# Rear Deck 6x9's



## Cruz3r (Jul 13, 2011)

Is it worth putting speakers in the rear deck slots of the cruze to enhance the sound with putting a little bit of bass or would i be wasting my money? Has anyone used the rear decks with aftermarket equipment?


----------



## Kaimumma (Apr 14, 2011)

You are wasting your money if you're looking to add much more bass to your system. The 6x9s are horrible in the Cruze. I don't care if they're Pioneer or not, they do not provide a good bass output at all. 

With the size of our truck, a good size 10 inch sub in a ported box will give you plenty of bass. 

If you're looking to upgrade your system your best bet is to go with components in the front, coaxials in the rear doors, and a subwoofer. That way you can have a 4 channel Class A&B amp to your speakers and a Monoblock for your sub.


----------



## Cruz3r (Jul 13, 2011)

Thats what i was thinking.. i saw the decks and tried to look into it on here but all i read was about the pioneer decks and not any other stereo companies.


----------



## nickys68chevy (Jun 2, 2011)

i'm putting 2 acoustic research dvc 8" subs ($20 each on ebay)in the rear deck, i'll update how they sound once i get them imstalled and tuned. i currently have an 8" bazooka tube with a tang band driver, powered by 180watts, its enough that don't have to use my friends doorbell anymore


----------



## LARRY01Z28 (Dec 4, 2010)

I put 2 6x9's in my car, and added two 6.5 componets up front. powered by a small amp. and it does help. but i have a 8 inch bazooka tube that really helps the bass.


----------



## cruzeman (Mar 13, 2011)

LARRY01Z28 said:


> I put 2 6x9's in my car, and added two 6.5 componets up front. powered by a small amp. and it does help. but i have a 8 inch bazooka tube that really helps the bass.

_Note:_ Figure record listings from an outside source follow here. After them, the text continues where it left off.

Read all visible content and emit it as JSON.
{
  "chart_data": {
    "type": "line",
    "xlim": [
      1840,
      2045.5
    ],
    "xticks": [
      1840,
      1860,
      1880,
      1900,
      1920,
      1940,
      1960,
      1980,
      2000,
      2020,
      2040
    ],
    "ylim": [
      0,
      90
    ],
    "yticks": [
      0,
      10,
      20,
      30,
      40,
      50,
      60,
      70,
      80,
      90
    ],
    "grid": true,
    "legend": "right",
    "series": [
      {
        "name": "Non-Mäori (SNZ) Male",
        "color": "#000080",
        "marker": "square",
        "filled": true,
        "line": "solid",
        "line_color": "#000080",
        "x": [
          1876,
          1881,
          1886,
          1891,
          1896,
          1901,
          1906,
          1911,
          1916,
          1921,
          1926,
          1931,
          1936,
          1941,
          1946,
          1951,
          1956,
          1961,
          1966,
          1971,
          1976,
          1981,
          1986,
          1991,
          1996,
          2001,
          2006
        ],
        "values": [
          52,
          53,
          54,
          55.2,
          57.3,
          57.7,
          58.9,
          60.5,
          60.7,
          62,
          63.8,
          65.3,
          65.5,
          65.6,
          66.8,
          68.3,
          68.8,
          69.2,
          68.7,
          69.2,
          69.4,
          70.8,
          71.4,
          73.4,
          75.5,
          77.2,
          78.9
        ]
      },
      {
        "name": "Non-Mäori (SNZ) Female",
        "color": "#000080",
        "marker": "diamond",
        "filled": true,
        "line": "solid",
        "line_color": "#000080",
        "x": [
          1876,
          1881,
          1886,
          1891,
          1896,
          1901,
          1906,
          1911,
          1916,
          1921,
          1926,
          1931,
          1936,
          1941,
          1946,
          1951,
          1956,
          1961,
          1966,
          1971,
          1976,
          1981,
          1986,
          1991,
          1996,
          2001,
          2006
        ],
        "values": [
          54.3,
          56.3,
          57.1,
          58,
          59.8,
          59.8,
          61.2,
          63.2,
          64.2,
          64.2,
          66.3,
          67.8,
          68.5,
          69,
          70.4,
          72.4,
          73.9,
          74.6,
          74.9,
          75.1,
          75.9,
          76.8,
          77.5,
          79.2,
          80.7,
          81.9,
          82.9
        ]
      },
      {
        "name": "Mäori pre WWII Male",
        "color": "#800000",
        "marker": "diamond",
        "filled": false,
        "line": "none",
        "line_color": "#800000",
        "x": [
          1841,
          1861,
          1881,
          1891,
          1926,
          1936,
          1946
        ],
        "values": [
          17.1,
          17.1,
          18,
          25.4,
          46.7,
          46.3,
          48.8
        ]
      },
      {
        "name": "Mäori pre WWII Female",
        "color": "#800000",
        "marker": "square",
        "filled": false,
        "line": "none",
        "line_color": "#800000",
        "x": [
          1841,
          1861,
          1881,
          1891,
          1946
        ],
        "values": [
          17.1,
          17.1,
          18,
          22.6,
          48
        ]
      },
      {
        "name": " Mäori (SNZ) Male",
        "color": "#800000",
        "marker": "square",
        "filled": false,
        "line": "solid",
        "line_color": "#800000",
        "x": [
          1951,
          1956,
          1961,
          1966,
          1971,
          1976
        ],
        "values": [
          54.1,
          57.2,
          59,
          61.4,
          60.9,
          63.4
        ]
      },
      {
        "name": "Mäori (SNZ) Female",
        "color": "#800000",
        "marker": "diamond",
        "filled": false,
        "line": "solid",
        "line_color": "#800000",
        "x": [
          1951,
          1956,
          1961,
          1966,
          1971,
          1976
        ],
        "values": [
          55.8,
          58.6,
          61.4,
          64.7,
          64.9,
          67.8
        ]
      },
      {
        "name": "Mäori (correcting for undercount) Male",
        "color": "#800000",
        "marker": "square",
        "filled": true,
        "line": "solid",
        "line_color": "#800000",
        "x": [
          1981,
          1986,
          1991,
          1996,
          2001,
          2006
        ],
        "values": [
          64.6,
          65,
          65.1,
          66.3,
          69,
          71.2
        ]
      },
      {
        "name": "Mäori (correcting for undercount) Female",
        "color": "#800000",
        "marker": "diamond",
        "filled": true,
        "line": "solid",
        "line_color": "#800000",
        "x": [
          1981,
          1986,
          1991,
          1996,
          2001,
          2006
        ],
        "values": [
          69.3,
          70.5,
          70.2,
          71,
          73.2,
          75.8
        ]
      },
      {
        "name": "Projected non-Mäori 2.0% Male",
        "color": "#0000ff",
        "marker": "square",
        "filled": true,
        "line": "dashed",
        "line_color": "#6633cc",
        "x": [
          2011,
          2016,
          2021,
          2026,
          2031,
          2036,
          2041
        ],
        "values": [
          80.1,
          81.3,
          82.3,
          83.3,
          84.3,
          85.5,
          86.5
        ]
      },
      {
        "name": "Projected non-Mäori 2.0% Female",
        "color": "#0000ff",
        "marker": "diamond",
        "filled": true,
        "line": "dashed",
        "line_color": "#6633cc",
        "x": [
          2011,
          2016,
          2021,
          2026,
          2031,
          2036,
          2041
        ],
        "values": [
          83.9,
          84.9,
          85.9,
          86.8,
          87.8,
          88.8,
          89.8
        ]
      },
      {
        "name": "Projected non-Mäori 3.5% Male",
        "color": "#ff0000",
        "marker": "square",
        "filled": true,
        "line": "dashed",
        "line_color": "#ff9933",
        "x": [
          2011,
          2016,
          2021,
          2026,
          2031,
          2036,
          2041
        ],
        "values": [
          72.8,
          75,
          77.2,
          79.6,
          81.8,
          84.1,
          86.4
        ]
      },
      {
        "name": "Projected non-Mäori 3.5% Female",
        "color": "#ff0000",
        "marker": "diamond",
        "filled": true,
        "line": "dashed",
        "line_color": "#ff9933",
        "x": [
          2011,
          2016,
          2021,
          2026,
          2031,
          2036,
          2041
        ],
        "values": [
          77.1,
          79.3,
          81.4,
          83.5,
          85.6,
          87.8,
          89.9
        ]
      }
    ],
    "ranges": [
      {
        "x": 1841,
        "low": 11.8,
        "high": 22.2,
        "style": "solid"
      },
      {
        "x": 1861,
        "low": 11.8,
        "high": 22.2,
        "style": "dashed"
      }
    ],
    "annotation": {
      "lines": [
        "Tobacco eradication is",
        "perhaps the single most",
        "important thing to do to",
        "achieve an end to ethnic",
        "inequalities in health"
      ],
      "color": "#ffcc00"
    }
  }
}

I have a bazooka tube as well. Can you give me info on the small amp you hooked up?


----------



## Cruz3r (Jul 13, 2011)

LARRY01Z28 said:


> I put 2 6x9's in my car, and added two 6.5 componets up front. powered by a small amp. and it does help. but i have a 8 inch bazooka tube that really helps the bass.


what kind of 6x9's did u put in your car?


----------



## Jeff Kehoe (Jul 20, 2011)

I out 6x9s in the rear deck, not for the base, but for the calrity. I added a 5 Channel Alpine Amp, also changed out the front for components. I put a 12" sub in the trunk. The Rear door speaker are TERRIBLE, just turn the fader to the back and you'll see. Loud and clear now!!
Jeff


----------



## Caballero777 (Jun 20, 2011)

Jeff Kehoe said:


> I out 6x9s in the rear deck, not for the base, but for the calrity. I added a 5 Channel Alpine Amp, also changed out the front for components. I put a 12" sub in the trunk. The Rear door speaker are TERRIBLE, just turn the fader to the back and you'll see. Loud and clear now!!
> Jeff


Pics please. Would like to see your setup.


----------



## LARRY01Z28 (Dec 4, 2010)

i posted on here let me go look for the thread ok.


----------



## LARRY01Z28 (Dec 4, 2010)

here are the pics and stuff. 
i used 5 way 6x9's kenwood
kenwood componet speakers. 6.5inch and a kenwood amp. 
http://www.cruzetalk.com/forum/14-chevrolet-cruze-pictures/1372-2011-ltz-stereo-upgrade-6x9.html


----------



## Cruz3r (Jul 13, 2011)

looks nice! i wanna c pixs once you get your new subs!


----------